Tomorrow an important festival will be celebrated in the western Church.  It is Pentecost (otherwise known as Whit Sunday).  Nowadays it is a neglected festival.  When I was a child the half term holiday after Easter always coincided with Whit week.  At primary school we had a whole week off.  This enabled my mother to take my sister and me to visit her parents in Lancashire.  (Dad might join us for part of the week, but his holidays from work were not generous.)

In the valley where my grandparents lived Whitsun was celebrated in a big way.  All the people dressed up in their best clothes.  The little girls were given baskets of flowers to carry.  A Whit banner on two poles was carried by two strong men.  The six or eight (I can’t remember which) ribbons attached to the banner were held by girls and the procession set off from the church on a hill and continued along the main road, which had been closed to traffic.

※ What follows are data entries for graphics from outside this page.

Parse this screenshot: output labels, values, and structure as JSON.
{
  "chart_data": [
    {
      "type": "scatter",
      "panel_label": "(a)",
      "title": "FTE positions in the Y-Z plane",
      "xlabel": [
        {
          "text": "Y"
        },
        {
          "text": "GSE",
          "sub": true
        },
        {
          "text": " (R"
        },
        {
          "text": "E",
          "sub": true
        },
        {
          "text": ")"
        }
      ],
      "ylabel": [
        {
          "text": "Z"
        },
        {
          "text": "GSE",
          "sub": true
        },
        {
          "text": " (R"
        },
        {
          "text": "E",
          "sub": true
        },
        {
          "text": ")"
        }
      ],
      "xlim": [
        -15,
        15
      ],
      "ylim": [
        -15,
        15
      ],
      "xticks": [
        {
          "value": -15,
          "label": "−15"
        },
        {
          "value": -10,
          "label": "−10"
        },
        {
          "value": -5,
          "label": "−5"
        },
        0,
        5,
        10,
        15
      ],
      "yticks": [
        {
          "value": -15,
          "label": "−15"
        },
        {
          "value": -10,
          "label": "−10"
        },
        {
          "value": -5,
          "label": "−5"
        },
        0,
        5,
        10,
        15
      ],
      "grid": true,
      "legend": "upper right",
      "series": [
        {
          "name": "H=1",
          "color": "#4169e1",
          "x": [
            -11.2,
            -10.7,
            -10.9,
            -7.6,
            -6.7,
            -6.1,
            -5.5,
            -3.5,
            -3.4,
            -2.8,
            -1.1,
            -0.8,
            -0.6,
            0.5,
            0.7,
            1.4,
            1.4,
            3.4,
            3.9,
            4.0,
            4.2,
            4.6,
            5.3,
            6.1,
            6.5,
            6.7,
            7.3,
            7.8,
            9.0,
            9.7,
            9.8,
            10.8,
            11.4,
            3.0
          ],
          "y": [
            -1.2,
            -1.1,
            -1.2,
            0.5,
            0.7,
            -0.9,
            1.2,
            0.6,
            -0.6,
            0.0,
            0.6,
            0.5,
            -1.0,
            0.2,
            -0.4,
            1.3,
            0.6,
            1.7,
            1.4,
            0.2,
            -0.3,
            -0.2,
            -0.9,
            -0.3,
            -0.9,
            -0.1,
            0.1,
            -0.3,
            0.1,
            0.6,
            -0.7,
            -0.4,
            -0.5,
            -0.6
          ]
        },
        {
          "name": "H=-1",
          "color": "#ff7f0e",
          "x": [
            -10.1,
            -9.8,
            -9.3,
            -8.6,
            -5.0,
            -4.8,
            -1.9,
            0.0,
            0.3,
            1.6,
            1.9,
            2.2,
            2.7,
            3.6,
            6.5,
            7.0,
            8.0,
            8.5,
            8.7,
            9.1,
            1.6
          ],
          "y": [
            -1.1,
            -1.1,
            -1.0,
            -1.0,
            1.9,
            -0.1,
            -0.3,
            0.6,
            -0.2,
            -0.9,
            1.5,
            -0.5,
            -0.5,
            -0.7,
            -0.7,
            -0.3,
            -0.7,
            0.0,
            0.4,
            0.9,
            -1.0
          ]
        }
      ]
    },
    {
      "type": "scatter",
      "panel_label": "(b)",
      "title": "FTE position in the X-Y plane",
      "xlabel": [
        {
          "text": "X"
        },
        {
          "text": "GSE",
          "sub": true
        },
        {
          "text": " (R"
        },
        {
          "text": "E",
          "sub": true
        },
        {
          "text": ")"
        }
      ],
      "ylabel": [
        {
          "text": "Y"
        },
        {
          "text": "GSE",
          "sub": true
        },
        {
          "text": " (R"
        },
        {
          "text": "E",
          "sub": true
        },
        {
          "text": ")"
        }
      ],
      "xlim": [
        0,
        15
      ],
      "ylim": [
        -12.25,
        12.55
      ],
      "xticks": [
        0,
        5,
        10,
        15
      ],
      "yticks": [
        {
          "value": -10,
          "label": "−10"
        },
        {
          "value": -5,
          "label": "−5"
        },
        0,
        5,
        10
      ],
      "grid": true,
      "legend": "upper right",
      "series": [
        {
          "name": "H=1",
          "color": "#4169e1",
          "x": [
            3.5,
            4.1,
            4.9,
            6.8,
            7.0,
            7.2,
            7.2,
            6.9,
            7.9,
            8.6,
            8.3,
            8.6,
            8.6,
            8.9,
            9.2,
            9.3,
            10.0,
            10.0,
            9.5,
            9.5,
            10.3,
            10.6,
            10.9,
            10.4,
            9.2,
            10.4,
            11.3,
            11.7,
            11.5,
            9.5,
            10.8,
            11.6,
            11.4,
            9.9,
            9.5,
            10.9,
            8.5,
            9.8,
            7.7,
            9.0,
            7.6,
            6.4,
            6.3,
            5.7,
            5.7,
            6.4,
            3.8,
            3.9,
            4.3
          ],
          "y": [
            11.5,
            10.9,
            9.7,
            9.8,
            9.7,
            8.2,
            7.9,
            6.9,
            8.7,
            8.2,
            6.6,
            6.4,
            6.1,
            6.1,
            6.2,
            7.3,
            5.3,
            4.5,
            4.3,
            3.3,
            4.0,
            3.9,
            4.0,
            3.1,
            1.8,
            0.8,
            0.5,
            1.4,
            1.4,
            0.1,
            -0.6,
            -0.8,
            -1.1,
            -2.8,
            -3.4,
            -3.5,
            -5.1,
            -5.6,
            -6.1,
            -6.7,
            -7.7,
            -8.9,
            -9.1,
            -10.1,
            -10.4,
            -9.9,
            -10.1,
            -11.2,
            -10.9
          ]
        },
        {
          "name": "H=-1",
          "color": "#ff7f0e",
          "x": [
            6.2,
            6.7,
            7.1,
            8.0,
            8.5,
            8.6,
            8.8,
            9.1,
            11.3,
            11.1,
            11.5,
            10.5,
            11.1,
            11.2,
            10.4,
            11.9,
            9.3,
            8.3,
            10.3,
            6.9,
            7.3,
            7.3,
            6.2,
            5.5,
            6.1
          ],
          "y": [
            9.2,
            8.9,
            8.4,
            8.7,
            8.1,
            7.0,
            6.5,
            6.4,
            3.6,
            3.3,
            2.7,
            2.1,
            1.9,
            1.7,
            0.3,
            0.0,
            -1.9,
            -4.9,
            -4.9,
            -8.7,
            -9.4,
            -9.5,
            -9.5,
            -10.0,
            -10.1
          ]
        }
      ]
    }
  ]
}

I remember taking part twice.  This was the Church Mum had belonged to and where she was remembered with affection.  The first time one of the little girls (in tears) had refused to carry her basket of flowers and I was given it to carry instead.  The second time I was invited to hold one of the ribbons.  At the time I felt quite embarrassed about it (as a visitor), but I realise now it was an honour and that it was somewhere Mum belonged.

So what were they celebrating?

At Easter the resurrection had been celebrated.  On Ascension Day Jesus’ return to heaven was commemorated.  Now the Church was giving thanks that the promise had been fulfilled.  Luke 24:44-49  In verse 49 Jesus said, “I am going to send you what my Father has promised: but stay in the city until you have been clothed with power from on high.”

The story of the fulfilment of this prophecy is to be found in the Acts of the Apostles (also written by Luke).  Acts 2: 1-41 tells the story of what happened at the Jewish festival of Pentecost, ten days after Jesus had ascended into heaven.

The third person of the Trinity, the Holy Spirit had been given to the believers.  (We believe in one God – Father, Son and Holy Spirit.)  The change in them was immediately obvious.  The former fisherman, Simon Peter, made a speech in the street and three thousand people believed.

St Paul wrote about the Holy Spirit in his letters.
1 Corinthians 12 :1-31  and Galatians 5: 16-26

St Peter also wrote about God’s strength and gifts.  1 Peter 4: 7-11

The gift of the Holy Spirit was not just for the early Church.  In the Church of England, to which I belong, it is traditional for babies to be baptised.  When they are old enough to repent and believe for themselves, they are confirmed.  The Bishop lays his hands on the head of each confirmation candidate and prays for them to receive the Holy Spirit.  Lives are still being changed and people empowered to live for God.